A: Yes, you can. All the carts (except the Cricut Imagine® cartridges) will work in any of the Cricut machines. The Cricut Imagine cartridges will work in the Cricut Imagine machine and the Cricut Expression® 2 machine.

August 16, 2011


  1. Always use a mat for just fabric...take the time and use a marker and print on the top of the mat cover (FABRIC).
  2. Use a quality interfacing or bonding product. A quality product takes a little more time to use but the results are the best. It can be found at JoAnn's fabric store and it has to be cut so you buy it by the yard.
  3. Start cutting your fabric to the size of the mat you will be using. Then cut your bonding product to that size also. Follow with ironing your fabric to get wrinkles out. Then apply the interface bonding to the back of fabric. Turn both the fabric and interface bonding product over and iron the fabric top. DO NOT iron the bonding side you will have a mess on your iron trust me on that one.
  4. Applying your fabric to the mat: Make sure it’s on smoothly. You will see some wrinkles, don’t get upset they won’t show on the fabric after it's cut.
  5. Setting your Cricut up for the cut: PRESSURE is MAX. Speed is MAX. Select Multi Cut and then set the blade at 5. Now you're ready to CUT.
  6. Remove your fabric and slowly peel away from mat using your spatula. Be careful as you go. You now have to remove the paper backing.
  7. Now you have a choice to either sew the cut fabric onto your project or just iron it on.

July 5, 2011
Today's Tip comes from message board member Scrapalette.  Thanks for sharing.
Q.When you have lots of words to cut out, like for posters, etc., does it better conserve your paper to cut by word, or by letter?
Example: I need to cut: National 4-H Congress, Discovery Days, Campference, Citizenship Washington Focus
Should I count the A's, B's, etc. and cut them like that, or just type in the words?

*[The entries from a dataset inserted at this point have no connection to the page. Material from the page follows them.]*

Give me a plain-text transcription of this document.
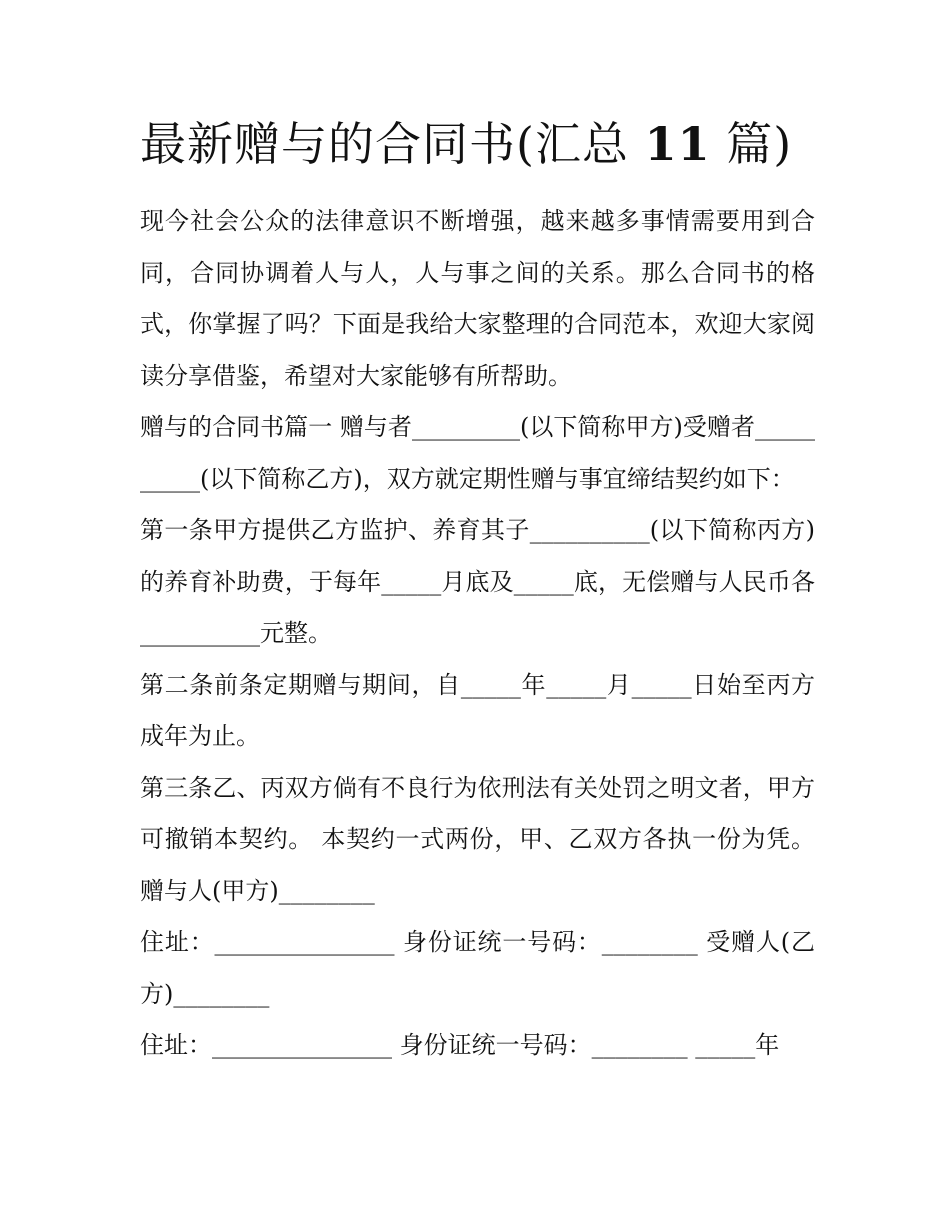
最新赠与的合同书(汇总 11 篇)

现今社会公众的法律意识不断增强，越来越多事情需要用到合同，合同协调着人与人，人与事之间的关系。那么合同书的格式，你掌握了吗？下面是我给大家整理的合同范本，欢迎大家阅读分享借鉴，希望对大家能够有所帮助。

赠与的合同书篇一 赠与者_________(以下简称甲方)受赠者__________(以下简称乙方)，双方就定期性赠与事宜缔结契约如下：

第一条甲方提供乙方监护、养育其子__________(以下简称丙方)的养育补助费，于每年_____月底及_____底，无偿赠与人民币各__________元整。

第二条前条定期赠与期间，自_____年_____月_____日始至丙方成年为止。

第三条乙、丙双方倘有不良行为依刑法有关处罚之明文者，甲方可撤销本契约。 本契约一式两份，甲、乙双方各执一份为凭。 赠与人(甲方)________

住址：_______________ 身份证统一号码：________ 受赠人(乙方)________

住址：_______________ 身份证统一号码：________ _____年
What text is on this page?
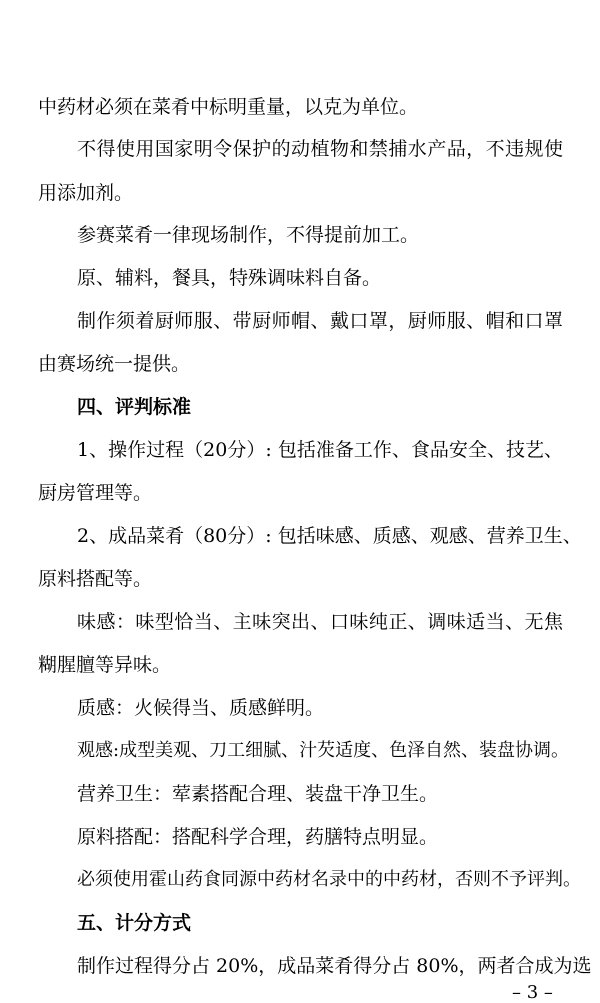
中药材必须在菜肴中标明重量，以克为单位。
不得使用国家明令保护的动植物和禁捕水产品，不违规使
用添加剂。
参赛菜肴一律现场制作，不得提前加工。
原、辅料，餐具，特殊调味料自备。
制作须着厨师服、带厨师帽、戴口罩，厨师服、帽和口罩
由赛场统一提供。
四、评判标准
1、操作过程（20分）: 包括准备工作、食品安全、技艺、
厨房管理等。
2、成品菜肴（80分）: 包括味感、质感、观感、营养卫生、
原料搭配等。
味感：味型恰当、主味突出、口味纯正、调味适当、无焦
糊腥膻等异味。
质感：火候得当、质感鲜明。
观感:成型美观、刀工细腻、汁芡适度、色泽自然、装盘协调。
营养卫生：荤素搭配合理、装盘干净卫生。
原料搭配：搭配科学合理，药膳特点明显。
必须使用霍山药食同源中药材名录中的中药材，否则不予评判。
五、计分方式
制作过程得分占 20%，成品菜肴得分占 80%，两者合成为选
– 3 –
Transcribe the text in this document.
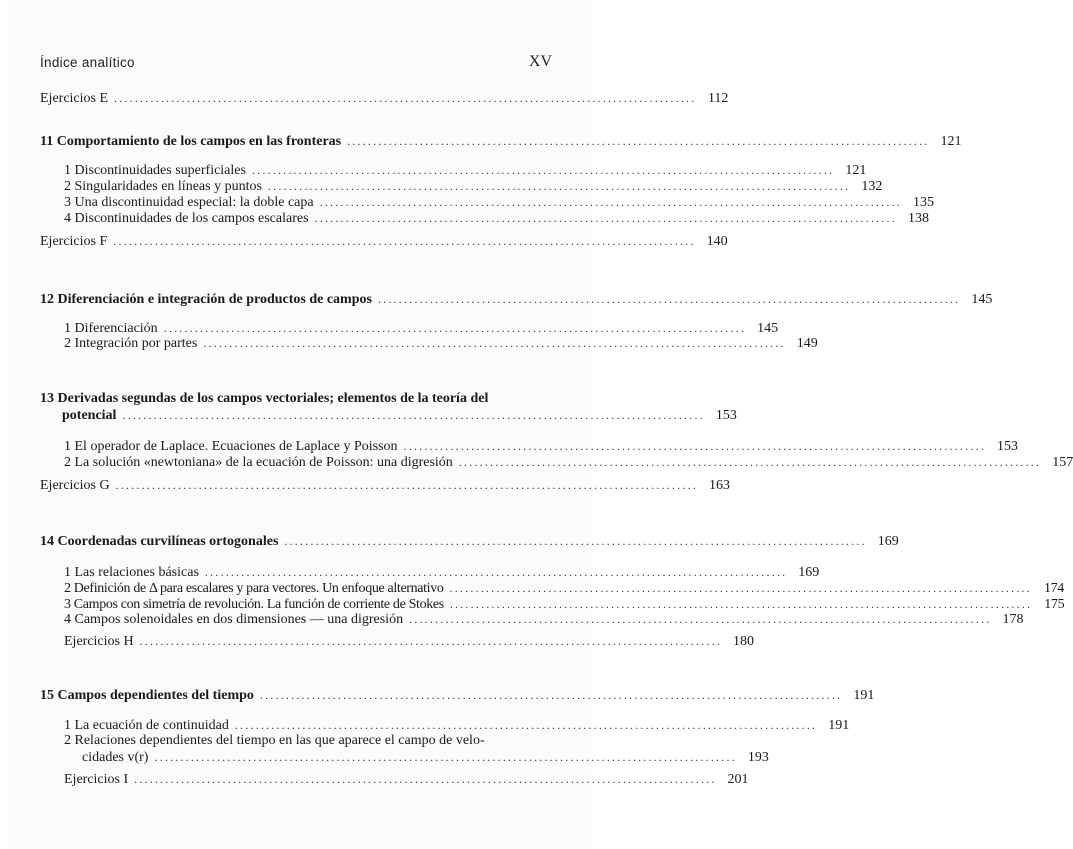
Índice analítico	XV
Ejercicios E ................................................................................................................ 112
11 Comportamiento de los campos en las fronteras ................................................................................................................ 121
1 Discontinuidades superficiales ................................................................................................................ 121
2 Singularidades en líneas y puntos ................................................................................................................ 132
3 Una discontinuidad especial: la doble capa ................................................................................................................ 135
4 Discontinuidades de los campos escalares ................................................................................................................ 138
Ejercicios F ................................................................................................................ 140
12 Diferenciación e integración de productos de campos ................................................................................................................ 145
1 Diferenciación ................................................................................................................ 145
2 Integración por partes ................................................................................................................ 149
13 Derivadas segundas de los campos vectoriales; elementos de la teoría del
potencial ................................................................................................................ 153
1 El operador de Laplace. Ecuaciones de Laplace y Poisson ................................................................................................................ 153
2 La solución «newtoniana» de la ecuación de Poisson: una digresión ................................................................................................................ 157
Ejercicios G ................................................................................................................ 163
14 Coordenadas curvilíneas ortogonales ................................................................................................................ 169
1 Las relaciones básicas ................................................................................................................ 169
2 Definición de Δ para escalares y para vectores. Un enfoque alternativo ................................................................................................................ 174
3 Campos con simetría de revolución. La función de corriente de Stokes ................................................................................................................ 175
4 Campos solenoidales en dos dimensiones — una digresión ................................................................................................................ 178
Ejercicios H ................................................................................................................ 180
15 Campos dependientes del tiempo ................................................................................................................ 191
1 La ecuación de continuidad ................................................................................................................ 191
2 Relaciones dependientes del tiempo en las que aparece el campo de velo-
cidades v(r) ................................................................................................................ 193
Ejercicios I ................................................................................................................ 201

The 4-H club always need to save money where we can, and if I can save some paper, that would be great!
Any suggestions? Thank you!
A. With large titles or lots of titles, I always count the letters, enter the quantity and CUT! Also, use paper saver mode. All those little letters, like "i", will cut close together and in a row instead of having them spaced in between taller letters.  It made it so easy to do multiple bulletin boards at school.